Warm up. workout. stretch.

I pulled a muscle streching once, always wondered if strecthing is really needed

stretching must be done to avoid injuries. I feel way better after i stretch and start to workout.

I read somewhere about a study on american military recruits showing that the 10% most and 10% leats flexible where the ones with most injuries.


I think that Nowaydo's post properly represents current thinking on this topic.

However I do believe in the principle of individuality
and while I am prepared to concede that it may just be old habit on my part I am not at all comfortable in engaging in something requiring extreme range of motion as wrestling without engaging in some static stretching.I have tried the dynamic stretch/duplicate the movements of your sport approach to warm up and simply do not get the looseness I require.

Some of the studies related to stretching by soldiers before marching which is not quite the same as we require and while it is said as Nowaydo observes that power output is reduced by static stretching I suspect that this is temporary and soon restored with dynamic activity.

Verm Bz etc. It's all down to how muscles work. Doing a static stretch before you excercise is like pulling on the ends of a tangled string, all that happens is you tighten up knots (and set yourself up for an injury).

What you need to do is slowly build up dynamic movements through the full range of motion in all your joints. This eases out any tangles and lubricates the joint ready for excercise.

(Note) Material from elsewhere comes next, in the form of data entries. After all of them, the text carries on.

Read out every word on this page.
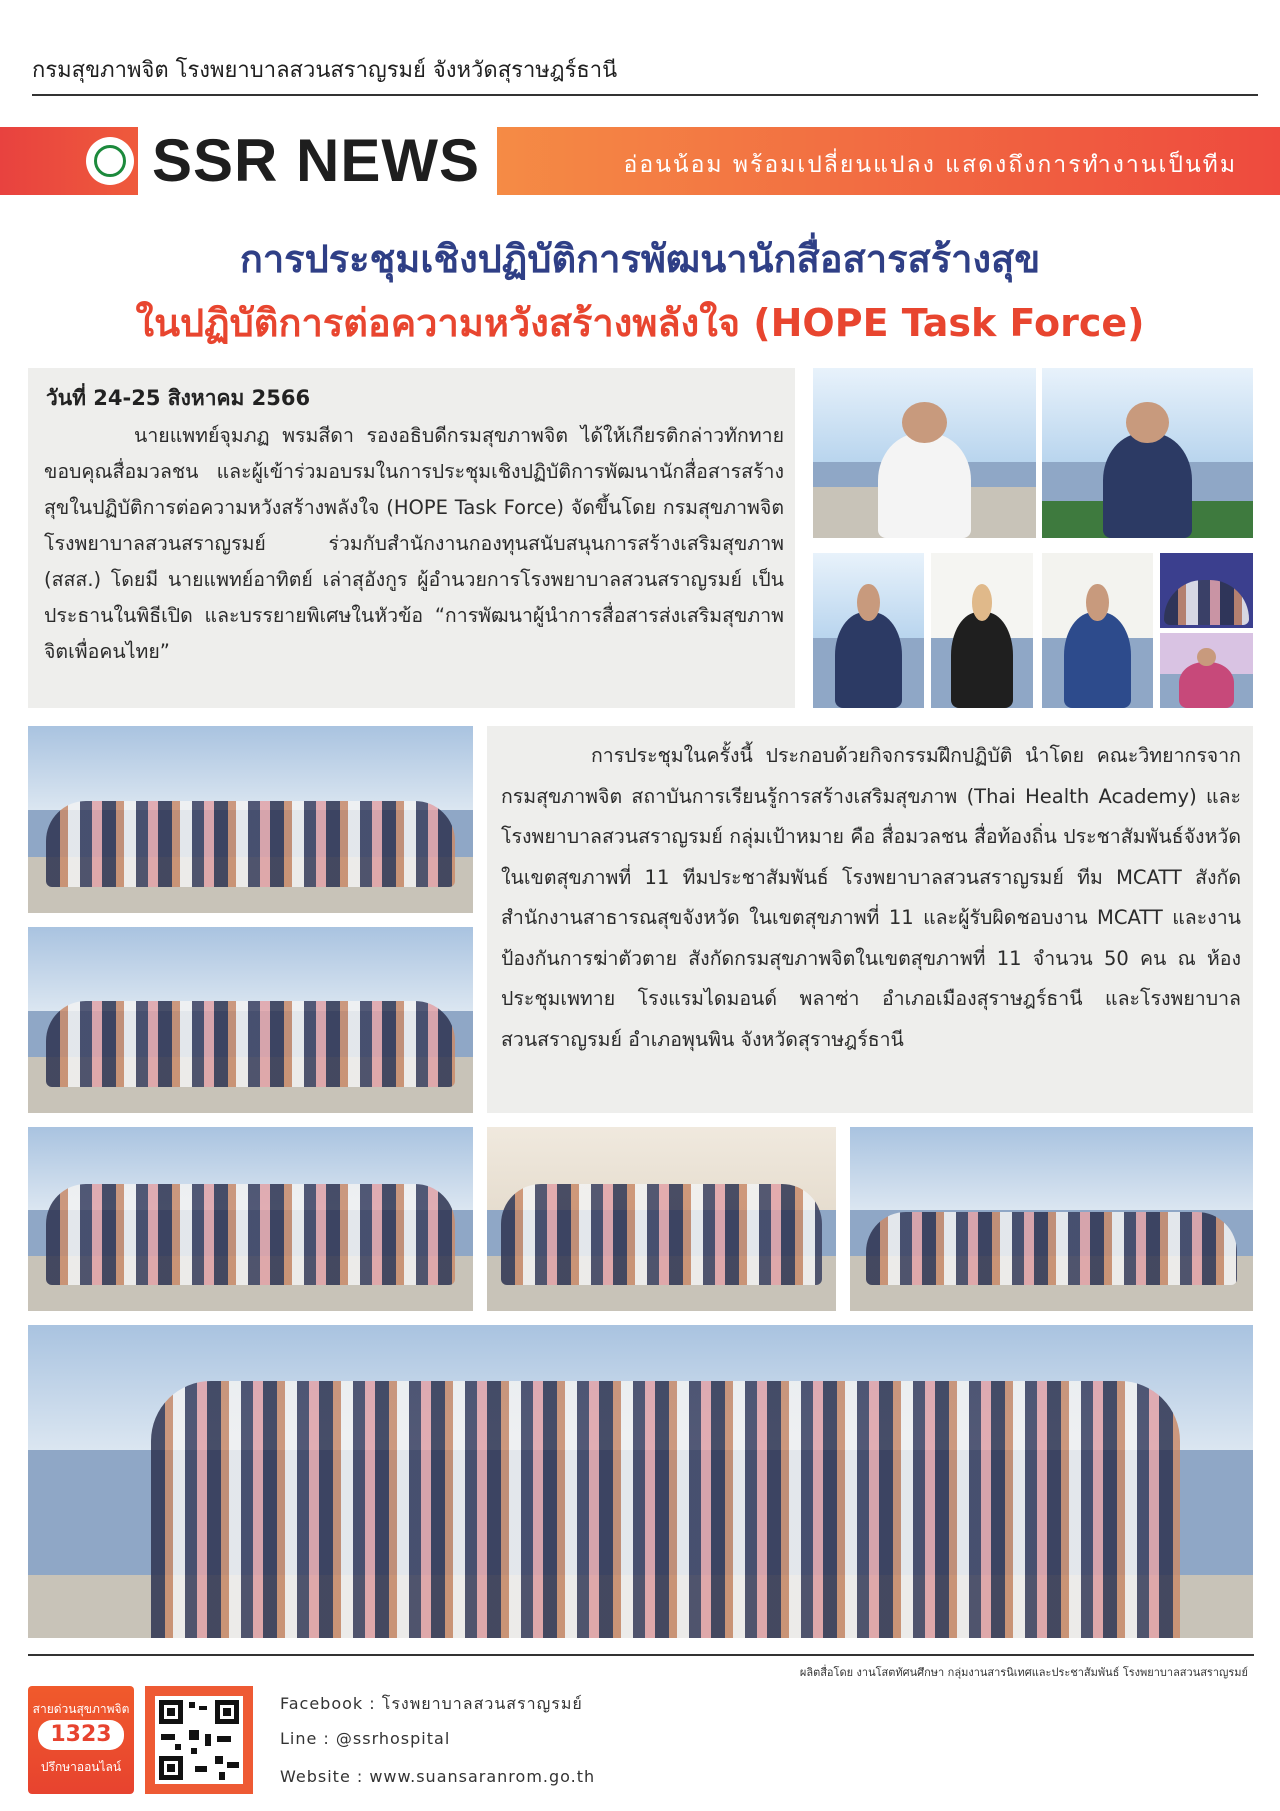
กรมสุขภาพจิต โรงพยาบาลสวนสราญรมย์ จังหวัดสุราษฎร์ธานี
SSR NEWS	อ่อนน้อม พร้อมเปลี่ยนแปลง แสดงถึงการทำงานเป็นทีม
การประชุมเชิงปฏิบัติการพัฒนานักสื่อสารสร้างสุข
ในปฏิบัติการต่อความหวังสร้างพลังใจ (HOPE Task Force)
วันที่ 24-25 สิงหาคม 2566
นายแพทย์จุมภฏ พรมสีดา รองอธิบดีกรมสุขภาพจิต ได้ให้เกียรติกล่าวทักทาย ขอบคุณสื่อมวลชน และผู้เข้าร่วมอบรมในการประชุมเชิงปฏิบัติการพัฒนานักสื่อสารสร้างสุขในปฏิบัติการต่อความหวังสร้างพลังใจ (HOPE Task Force) จัดขึ้นโดย กรมสุขภาพจิต โรงพยาบาลสวนสราญรมย์ ร่วมกับสำนักงานกองทุนสนับสนุนการสร้างเสริมสุขภาพ (สสส.) โดยมี นายแพทย์อาทิตย์ เล่าสุอังกูร ผู้อำนวยการโรงพยาบาลสวนสราญรมย์ เป็นประธานในพิธีเปิด และบรรยายพิเศษในหัวข้อ “การพัฒนาผู้นำการสื่อสารส่งเสริมสุขภาพจิตเพื่อคนไทย”
การประชุมในครั้งนี้ ประกอบด้วยกิจกรรมฝึกปฏิบัติ นำโดย คณะวิทยากรจากกรมสุขภาพจิต สถาบันการเรียนรู้การสร้างเสริมสุขภาพ (Thai Health Academy) และโรงพยาบาลสวนสราญรมย์ กลุ่มเป้าหมาย คือ สื่อมวลชน สื่อท้องถิ่น ประชาสัมพันธ์จังหวัดในเขตสุขภาพที่ 11 ทีมประชาสัมพันธ์ โรงพยาบาลสวนสราญรมย์ ทีม MCATT สังกัดสำนักงานสาธารณสุขจังหวัด ในเขตสุขภาพที่ 11 และผู้รับผิดชอบงาน MCATT และงานป้องกันการฆ่าตัวตาย สังกัดกรมสุขภาพจิตในเขตสุขภาพที่ 11 จำนวน 50 คน ณ ห้องประชุมเพทาย โรงแรมไดมอนด์ พลาซ่า อำเภอเมืองสุราษฎร์ธานี และโรงพยาบาลสวนสราญรมย์ อำเภอพุนพิน จังหวัดสุราษฎร์ธานี
ผลิตสื่อโดย งานโสตทัศนศึกษา กลุ่มงานสารนิเทศและประชาสัมพันธ์ โรงพยาบาลสวนสราญรมย์
สายด่วนสุขภาพจิต
1323
ปรึกษาออนไลน์
Facebook : โรงพยาบาลสวนสราญรมย์
Line : @ssrhospital
Website : www.suansaranrom.go.th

The only possible reason for static stretches before excercise is to check that you have adequately stretched out dynamically. Personally I don't do this as your muscles are at their weakest just after you have stretched them statically.

Stretching statically to increase static flexibility should be treated in exactly the same way as any other part of your excercise program (Cardio, Plyometrics, Lifts etc)

could anybody give specific examples of how to stretch non-statically?

OK one example: Stand on one leg, lift your other leg to the side in a slow controlled motion, lower it, repeat this gradually increasing the speed but keeping it controlled. Work about 12 reps. That is a dynamic stretch.